Saturday, March 11, 2017

A Blue Chintz 18thC Gown

I didn't actually plan to make this dress. I knew I needed a new 18thC dress for an upcoming dress talk at a local library, and I had a few things up on the drawing board, and one by one, those things started to prove more involved than I anticipated. I was actually about halfway through a new caraco before I decided to switch gears and make this. The caraco just did not want to cooperate. I used the Janet Arnold pattern, the same one I used for the Curtain Along Caraco, as my guide, but absolutely nothing went right. The bodice wrinkled in weird ways, the skirtings didn't want to sit right, and with just three yards of fabric to work with, I had absolutely no room to rework any flubs or mistakes that might have been made. I decided that, instead of hammering away at it and trying to squeeze it in before a tight deadline, I would set it aside and take my time reworking it when I didn't have to have it finished in time for an event. By the time I came to that decision, it was only a couple of weeks until the talk, and I still didn't have anything to wear!

I hit all the local fabric stores, but things either didn't work or were too expensive. (Another reason I sidelined the caraco - I couldn't find a red satin for the petticoat that matched the fabric I was using on the caraco.) I was on the verge of using something in the Stash that I'd earmarked for something else, when the clouds parted and a beam of light shone down on a bolt of fabric in Walmart. Yes, Walmart.

I had seen it before and knew that I wanted to use it for something 18thC, but I didn't know quite what. Thankfully, there was just enough on the bolt, about 8 yards, to eek out a gown if I made a contrasting petticoat.

I dug out the last bodice pattern that I made that worked and used it to cut out a lining from plain cotton muslin. Then I started on the gown, making an en forreau pleated back and fitted front. Since I actually had a decent amount of fabric to work with, I could actually make the skirt as full as I wanted, rather than simply scrimping by.

Before completing the rest of the gown, I decided to switch gears and work on the petticoat. I took a swatch to the store and began holding it up to fabrics to see what worked, and fell in love with a mustard colored cotton. I bought enough to make a nice full petticoat to go over my new panniers.

With that finished, I went back to working on the gown. I finished the front, added the sleeves, and finished the straps.

I spent the day before the lecture finishing the trim and stomacher. The trim was hemmed and gathered on the machine, but tacked onto the dress by hand. For as little time I had available, I'm really proud of how much hand-sewing went into this dress. The long seams on the inside and the hidden seams in the bodice are sewn on the machine, but the pleating on the back, the shoulder straps, the trim, and the lining at the bodice waist is all done by hand.

I literally finished this dress about 5 minutes before I left for the lecture. I'm actually super happy with this dress - it fits perfectly, looks great, and is actually 100% complete, unlike most of my gowns, which usually have some quick fix in the stomacher or no waistband on the petticoat or something.

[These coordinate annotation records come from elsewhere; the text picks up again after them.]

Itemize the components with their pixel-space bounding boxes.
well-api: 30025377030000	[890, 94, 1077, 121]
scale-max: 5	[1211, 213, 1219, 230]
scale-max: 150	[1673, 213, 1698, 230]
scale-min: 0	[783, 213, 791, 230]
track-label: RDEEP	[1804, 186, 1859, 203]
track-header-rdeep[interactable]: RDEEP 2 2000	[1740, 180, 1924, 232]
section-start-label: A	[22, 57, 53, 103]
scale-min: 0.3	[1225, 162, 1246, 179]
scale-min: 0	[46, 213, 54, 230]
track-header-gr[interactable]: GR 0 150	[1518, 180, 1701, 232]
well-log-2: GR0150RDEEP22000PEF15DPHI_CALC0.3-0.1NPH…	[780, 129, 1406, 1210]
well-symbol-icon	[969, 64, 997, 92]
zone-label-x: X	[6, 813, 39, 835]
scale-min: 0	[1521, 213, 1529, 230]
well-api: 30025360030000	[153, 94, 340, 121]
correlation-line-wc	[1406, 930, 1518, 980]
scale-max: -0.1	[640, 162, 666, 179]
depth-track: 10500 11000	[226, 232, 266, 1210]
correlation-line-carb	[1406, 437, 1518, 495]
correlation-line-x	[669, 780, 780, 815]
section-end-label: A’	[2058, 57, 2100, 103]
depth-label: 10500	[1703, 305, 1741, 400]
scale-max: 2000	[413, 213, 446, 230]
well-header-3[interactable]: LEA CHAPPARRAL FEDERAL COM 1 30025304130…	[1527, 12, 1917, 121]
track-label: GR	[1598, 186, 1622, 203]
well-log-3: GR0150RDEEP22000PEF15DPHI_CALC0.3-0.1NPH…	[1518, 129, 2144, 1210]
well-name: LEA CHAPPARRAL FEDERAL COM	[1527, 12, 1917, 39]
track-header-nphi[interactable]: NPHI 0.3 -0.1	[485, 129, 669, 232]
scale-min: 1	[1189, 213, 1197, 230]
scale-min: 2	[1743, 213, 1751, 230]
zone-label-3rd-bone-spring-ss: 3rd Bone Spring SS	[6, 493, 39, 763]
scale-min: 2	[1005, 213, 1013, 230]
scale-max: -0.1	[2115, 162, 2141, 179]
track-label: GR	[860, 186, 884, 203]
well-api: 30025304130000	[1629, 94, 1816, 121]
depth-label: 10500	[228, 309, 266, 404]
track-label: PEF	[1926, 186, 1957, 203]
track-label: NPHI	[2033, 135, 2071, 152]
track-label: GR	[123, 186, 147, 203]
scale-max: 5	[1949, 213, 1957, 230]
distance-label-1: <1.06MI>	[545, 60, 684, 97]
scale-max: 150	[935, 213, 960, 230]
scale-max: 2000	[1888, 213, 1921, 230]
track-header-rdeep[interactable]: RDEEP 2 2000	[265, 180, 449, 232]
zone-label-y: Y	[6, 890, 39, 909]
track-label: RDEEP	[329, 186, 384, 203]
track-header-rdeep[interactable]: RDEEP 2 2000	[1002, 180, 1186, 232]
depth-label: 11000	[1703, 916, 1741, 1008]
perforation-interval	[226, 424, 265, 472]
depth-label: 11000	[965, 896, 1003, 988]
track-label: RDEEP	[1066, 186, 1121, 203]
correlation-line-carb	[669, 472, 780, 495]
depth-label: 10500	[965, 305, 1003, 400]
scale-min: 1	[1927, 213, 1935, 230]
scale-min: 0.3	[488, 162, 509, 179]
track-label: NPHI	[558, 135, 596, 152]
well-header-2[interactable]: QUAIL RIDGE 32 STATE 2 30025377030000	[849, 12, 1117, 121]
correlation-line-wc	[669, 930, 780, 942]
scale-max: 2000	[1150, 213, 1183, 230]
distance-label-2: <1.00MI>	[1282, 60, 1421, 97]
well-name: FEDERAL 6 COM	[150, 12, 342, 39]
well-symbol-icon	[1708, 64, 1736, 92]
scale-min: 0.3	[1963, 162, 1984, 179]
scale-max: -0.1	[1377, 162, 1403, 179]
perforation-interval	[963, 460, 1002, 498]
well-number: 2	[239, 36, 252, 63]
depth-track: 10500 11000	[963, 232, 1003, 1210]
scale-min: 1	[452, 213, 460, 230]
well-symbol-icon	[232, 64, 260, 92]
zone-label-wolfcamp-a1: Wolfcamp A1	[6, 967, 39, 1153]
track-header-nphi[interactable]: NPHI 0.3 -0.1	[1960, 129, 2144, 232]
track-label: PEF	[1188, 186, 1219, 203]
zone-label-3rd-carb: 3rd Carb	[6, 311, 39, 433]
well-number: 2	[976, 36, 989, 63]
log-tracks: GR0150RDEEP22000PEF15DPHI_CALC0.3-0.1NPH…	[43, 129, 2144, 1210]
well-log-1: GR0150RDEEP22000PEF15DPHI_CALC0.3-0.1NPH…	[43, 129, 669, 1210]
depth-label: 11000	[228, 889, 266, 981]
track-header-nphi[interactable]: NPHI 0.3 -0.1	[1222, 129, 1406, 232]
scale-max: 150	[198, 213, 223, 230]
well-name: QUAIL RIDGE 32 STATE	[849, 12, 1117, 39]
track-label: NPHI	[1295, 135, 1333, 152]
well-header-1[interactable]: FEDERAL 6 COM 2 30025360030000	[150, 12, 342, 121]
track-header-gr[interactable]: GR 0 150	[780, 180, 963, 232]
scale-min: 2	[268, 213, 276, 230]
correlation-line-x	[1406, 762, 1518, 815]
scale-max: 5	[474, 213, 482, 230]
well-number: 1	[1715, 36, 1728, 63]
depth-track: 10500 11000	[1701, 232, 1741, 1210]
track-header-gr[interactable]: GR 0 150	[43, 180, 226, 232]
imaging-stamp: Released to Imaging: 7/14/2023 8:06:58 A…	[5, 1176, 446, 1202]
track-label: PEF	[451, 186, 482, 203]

I also had to make all new undies for this outfit, which also cut down on the amount of time I had to work on the gown itself. I made a new pannier, a new under-petticoat, a new shift, and new engageantes out of this fabulous embroidered net lace that I found at one of our local fabric warehouses.

The dress talk went incredibly well. I hate public speaking, but it was a subject I was really comfortable talking about, and I had a great audience that came loaded with tons of questions. They were super interested in the clothing and beauty trends of the 18th century, and even though it was just a general overview of fashion, I feel like people went away knowing more about a period that I love and that's very popular in television and film right now.